Of course, these factory-farming installations also contribute to massive deforestation and other environmental damage, creating manure as a major pollutant, even though, if we had small-scale agricultural agro-ecological regenerative approaches, it could be a fertiliser on arable crops. Many studies have shown that will not be possible to meet the Paris targets without a reduction in global livestock production. Therefore, will the Government do something—take action to seek to persuade the IFC to stop this damaging funding—and, furthermore, commit to ensuring that no direct UK aid goes to factory farming?

On agriculture more broadly, I am sure the noble Lord is aware of the Independent Commission for Aid Impact paper, UK Aid to Agriculture in a Time of Climate Change, from June 2023. The Government then, in responding to that, committed to

“ensure all new UK bilateral aid spending does no harm to nature”

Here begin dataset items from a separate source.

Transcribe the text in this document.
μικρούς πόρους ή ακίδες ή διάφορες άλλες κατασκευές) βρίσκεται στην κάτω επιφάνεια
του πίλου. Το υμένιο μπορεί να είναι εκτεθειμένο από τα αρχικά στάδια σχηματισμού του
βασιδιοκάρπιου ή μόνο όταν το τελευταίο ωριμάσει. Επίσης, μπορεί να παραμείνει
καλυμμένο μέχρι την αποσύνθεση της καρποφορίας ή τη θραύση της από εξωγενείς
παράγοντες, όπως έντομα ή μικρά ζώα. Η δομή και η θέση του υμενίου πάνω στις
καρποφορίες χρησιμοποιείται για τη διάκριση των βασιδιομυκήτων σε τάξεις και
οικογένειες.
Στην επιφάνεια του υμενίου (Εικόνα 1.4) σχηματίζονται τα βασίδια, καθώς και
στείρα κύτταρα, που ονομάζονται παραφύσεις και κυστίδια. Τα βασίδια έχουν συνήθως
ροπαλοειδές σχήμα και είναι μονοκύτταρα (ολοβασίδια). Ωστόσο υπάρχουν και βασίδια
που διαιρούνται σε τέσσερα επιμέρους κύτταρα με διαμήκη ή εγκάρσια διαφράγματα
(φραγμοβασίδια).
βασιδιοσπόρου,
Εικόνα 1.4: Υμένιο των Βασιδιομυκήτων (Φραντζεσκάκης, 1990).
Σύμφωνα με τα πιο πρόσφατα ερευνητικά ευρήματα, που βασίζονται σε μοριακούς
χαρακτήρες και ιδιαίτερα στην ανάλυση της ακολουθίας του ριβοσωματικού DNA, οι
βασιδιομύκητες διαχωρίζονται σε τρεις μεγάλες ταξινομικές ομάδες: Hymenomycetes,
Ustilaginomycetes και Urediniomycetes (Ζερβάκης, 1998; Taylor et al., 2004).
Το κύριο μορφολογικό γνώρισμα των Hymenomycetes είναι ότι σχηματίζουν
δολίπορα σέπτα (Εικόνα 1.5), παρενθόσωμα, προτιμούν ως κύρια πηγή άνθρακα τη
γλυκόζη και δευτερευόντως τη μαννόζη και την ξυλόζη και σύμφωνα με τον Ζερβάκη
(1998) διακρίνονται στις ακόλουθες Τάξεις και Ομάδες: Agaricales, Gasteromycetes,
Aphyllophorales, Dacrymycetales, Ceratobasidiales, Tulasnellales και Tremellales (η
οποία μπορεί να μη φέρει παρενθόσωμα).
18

by ensuring that it is all “nature positive”. That was a commitment in the international development strategy of May 2022. Can the Minister tell me whether that is true of everything that was funded in 2023?

Finally, we have to tie all this together: the welfare of our natural world, of our climate and of people. Food security is one of the crushingly important issues of the coming age. The Government themselves, at least sometimes, acknowledge that small-scale agro-ecological production is crucial both to improving nutritional standards and to ensuring that we live within the Paris Agreement. Are the Government ensuring that they stop funding both industrial agriculture of all forms, and that they are funding the agro-ecological small-scale production the world needs?